Some 14% of the wealthy individuals in the leaked database have Swiss passports, including many who weren’t born in Switzerland, like pop idols Phil Collins, Tina Turner and David Bowie. Swiss nationals are not subject to the same scrutiny of their accounts as citizens of the US and other EU countries. Clients “linked” to Switzerland had by far the largest amount of assets, at $31.2 billion.

Alleged arms traffickers, fraudsters, and corrupt officials:

Burundian Aziza Kulsum Gulamali, known as the “Coltan Queen” for her trade in that rare metal, has been criticized by the United Nations for providing arms to rebels during Burundi’s civil war. She was linked to accounts containing over $3 million.

Central African Republic diamond magnate Abdul-Karim Dan Azoumi is accused by the United Nations of financing the country’s rebel Seleka group that has waged civil war killing thousands. He held less than $500,000 in one account.

Rachid Mohamed Rachid, the former Egyptian trade minister, is linked to a $31 million account. He fled Cairo in 2011 but was convicted in absentia of profiteering.

Former Portsmouth FC owner Vladimir Antonov is accused of a $500 million bank fraud in Lithuania. He is linked to an account worth $65 million.


Actor John Malkovich said through a representative that he knew nothing about the account in his name, and suggested that it might be related to Ponzi schemer Bernie Madoff, “who handled some of his finances.”

Actor Christian Slater was linked to an account named “‘Captain Kirk,’ after the Star Trek character,” which was open between 1996 and 1997.

Elle MacPherson, the Australian model, had four client accounts that led to 25 separate bank accounts holding over $12 million.

Actress and author Joan Collins was linked to two Swiss HSBC accounts that have since been closed.

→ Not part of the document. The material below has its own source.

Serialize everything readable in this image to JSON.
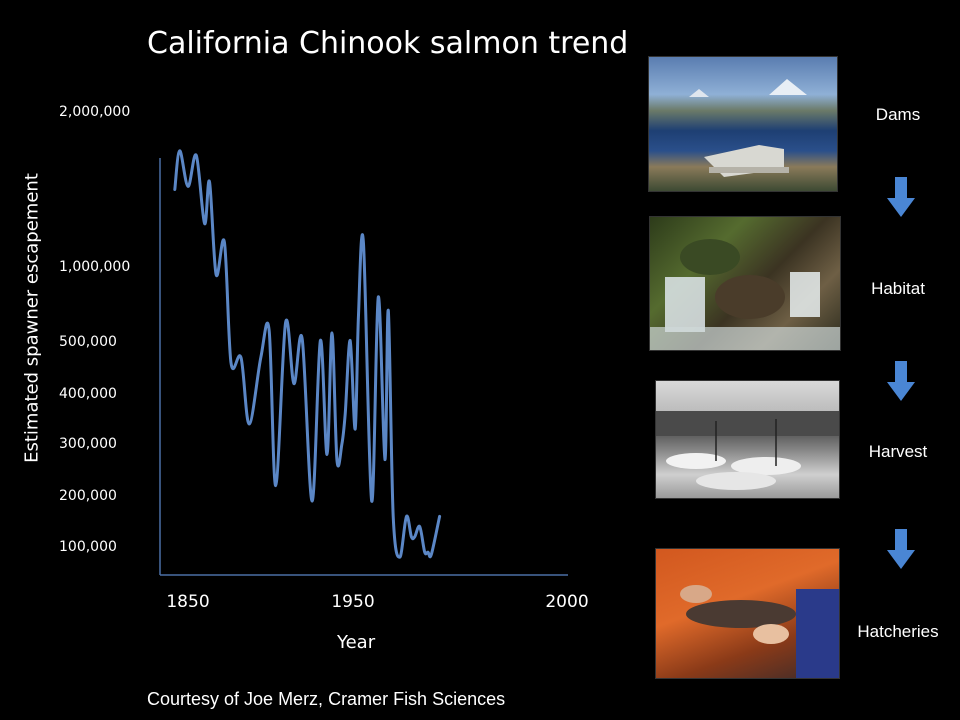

Her accountant said they were opened without her consent.

Industrialists and businessmen

Rajan Raheja, an Indian construction magnate, was linked to accounts that held $262 million.

Oil trader Jonathan Kolleck was linked to 19 active accounts that held $72 million.

Mexican businessman Carlos Hank Rohn was linked to HSBC accounts with nearly $180 million. He and his relatives have been investigated for alleged money laundering and links to drug cartels, but all charges have been dropped.


More than 7,300 people in the leaked accounts are described as “housewives.” The report supplies few names of these woman, but it does describe how one Danish housewife visited the private bank in Zurich and left with the equivalent of $16,000 in cash. The ICIJ report notes the term housewife “may be used to describe a wealthy married woman, but it’s also applied in some cases to women who include industry pioneers, architects, journalists, teachers, princesses and heiresses.”